You might be frustrated by relatives who are in denial about your older adult’s declining health and increasing care needs.

Whether it’s about Alzheimer’s, dementia, fall risk, stroke recovery, or another health condition, their denial can make you feel angry, stressed, and frustrated.

We explain why someone might be in denial and share 3 techniques to help you convince family members that your older adult has a serious health condition and needs caregiving help.

Even if you can’t break through someone’s denial, you can at least move on and make decisions without their input, knowing that you did your best to help them understand.

Why would someone be in denial?

According to the Mayo Clinic, “Denial is a coping mechanism that gives you time to adjust to distressing situations.”

Asking someone to change how they see your older adult threatens their whole world. That’s usually why people fall back on denial.

It’s safe and comfortable to pretend that everything is fine and nothing is changing.

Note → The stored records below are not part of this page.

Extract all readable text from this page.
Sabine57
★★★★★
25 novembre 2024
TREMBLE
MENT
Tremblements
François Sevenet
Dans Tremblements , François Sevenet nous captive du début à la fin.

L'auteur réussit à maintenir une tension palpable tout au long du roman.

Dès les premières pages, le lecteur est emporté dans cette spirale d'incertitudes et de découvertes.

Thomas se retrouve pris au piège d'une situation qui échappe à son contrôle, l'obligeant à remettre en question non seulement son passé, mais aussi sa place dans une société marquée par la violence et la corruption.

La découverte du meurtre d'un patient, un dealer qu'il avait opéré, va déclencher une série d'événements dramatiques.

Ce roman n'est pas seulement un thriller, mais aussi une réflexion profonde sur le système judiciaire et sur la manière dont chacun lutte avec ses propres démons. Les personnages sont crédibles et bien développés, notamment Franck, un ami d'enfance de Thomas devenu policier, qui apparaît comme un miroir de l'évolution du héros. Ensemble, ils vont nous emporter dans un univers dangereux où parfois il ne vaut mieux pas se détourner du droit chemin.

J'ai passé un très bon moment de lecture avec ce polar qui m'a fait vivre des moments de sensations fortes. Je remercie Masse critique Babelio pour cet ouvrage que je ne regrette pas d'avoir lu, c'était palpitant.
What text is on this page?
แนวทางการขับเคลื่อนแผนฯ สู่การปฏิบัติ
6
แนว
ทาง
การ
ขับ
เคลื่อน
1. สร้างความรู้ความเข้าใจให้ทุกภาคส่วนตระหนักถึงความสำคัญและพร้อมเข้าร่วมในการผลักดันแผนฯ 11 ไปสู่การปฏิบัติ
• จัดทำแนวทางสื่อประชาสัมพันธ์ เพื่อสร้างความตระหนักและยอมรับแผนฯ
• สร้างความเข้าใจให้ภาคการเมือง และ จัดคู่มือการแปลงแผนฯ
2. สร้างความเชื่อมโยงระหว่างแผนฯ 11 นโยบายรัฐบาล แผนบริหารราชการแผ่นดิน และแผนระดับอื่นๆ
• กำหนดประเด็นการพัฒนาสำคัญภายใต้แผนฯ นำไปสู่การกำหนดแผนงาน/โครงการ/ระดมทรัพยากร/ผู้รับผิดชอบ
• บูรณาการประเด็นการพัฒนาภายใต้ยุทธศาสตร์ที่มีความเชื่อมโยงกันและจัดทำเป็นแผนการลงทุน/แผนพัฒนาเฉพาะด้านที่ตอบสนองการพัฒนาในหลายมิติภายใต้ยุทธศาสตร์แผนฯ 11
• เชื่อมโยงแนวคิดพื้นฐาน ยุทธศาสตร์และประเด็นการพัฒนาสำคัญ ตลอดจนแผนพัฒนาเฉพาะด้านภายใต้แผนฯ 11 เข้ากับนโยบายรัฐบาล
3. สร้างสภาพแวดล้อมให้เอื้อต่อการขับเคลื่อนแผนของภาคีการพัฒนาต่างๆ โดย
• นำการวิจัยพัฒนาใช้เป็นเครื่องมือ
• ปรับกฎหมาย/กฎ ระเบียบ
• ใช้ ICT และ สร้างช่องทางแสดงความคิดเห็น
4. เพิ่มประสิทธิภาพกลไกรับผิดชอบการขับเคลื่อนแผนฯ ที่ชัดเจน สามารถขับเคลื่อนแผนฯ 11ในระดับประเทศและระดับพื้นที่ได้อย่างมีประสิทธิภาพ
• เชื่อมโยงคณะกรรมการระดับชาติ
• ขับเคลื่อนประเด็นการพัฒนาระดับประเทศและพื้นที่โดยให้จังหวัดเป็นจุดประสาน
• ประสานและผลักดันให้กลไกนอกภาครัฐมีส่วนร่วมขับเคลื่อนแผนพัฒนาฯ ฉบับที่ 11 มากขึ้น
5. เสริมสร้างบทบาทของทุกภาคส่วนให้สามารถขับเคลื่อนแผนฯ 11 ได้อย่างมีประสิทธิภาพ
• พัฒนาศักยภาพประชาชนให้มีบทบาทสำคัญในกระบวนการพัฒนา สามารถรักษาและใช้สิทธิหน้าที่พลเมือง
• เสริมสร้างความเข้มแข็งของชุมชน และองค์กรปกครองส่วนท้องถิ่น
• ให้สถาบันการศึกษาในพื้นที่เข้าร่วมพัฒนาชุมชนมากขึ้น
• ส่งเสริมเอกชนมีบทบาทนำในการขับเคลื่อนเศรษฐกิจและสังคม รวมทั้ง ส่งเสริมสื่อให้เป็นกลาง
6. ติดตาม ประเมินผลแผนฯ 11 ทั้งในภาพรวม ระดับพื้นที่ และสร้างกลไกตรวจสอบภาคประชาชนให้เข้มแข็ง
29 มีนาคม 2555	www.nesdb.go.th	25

For some, denial is a subconscious way to ignore the fact that their parent or spouse is declining. For others, it’s a way to avoid taking on caregiving responsibilities.

3 ways to deal with family in denial

family in denial about seniors

1. Stay calm and be the bigger person

Family in denial about seniors needing help are incredibly frustrating. Even if you really don’t want to bite your tongue, it helps to stay calm and be the bigger person.

Do your best to be kind and understanding when speaking with someone in denial.

Showing anger or being sarcastic will only make them dig their heels in deeper or feel justified in resisting your reasoning.

2. Share educational information

Sometimes denial comes from not fully understanding the situation.

Share educational information that explains your older adult’s condition, typical symptoms, and the type of care they’ll most likely need.

For example, your brother may have no idea how Alzheimer’s or dementia affect people besides the stereotypical memory loss or confusion.

So, he takes mom’s side when she insists that she’s still perfectly capable of driving her car.

Rather than arguing, show him the doctor’s report stating that mom should no longer drive because of her advancing Alzheimer’s.

And, point him to trusted sources of information about Alzheimer’s and dementia – like Alzheimer’s Association or here on DailyCaring.

3. Meet together with an expert

Some family members may not believe you, but might listen to an impartial expert.

Offer to go together to talk with the doctor about your older adult’s health and care needs.

Or, ask an impartial person like a geriatric care manager, elder mediator, or spiritual leader to attend a family meeting and facilitate an open discussion.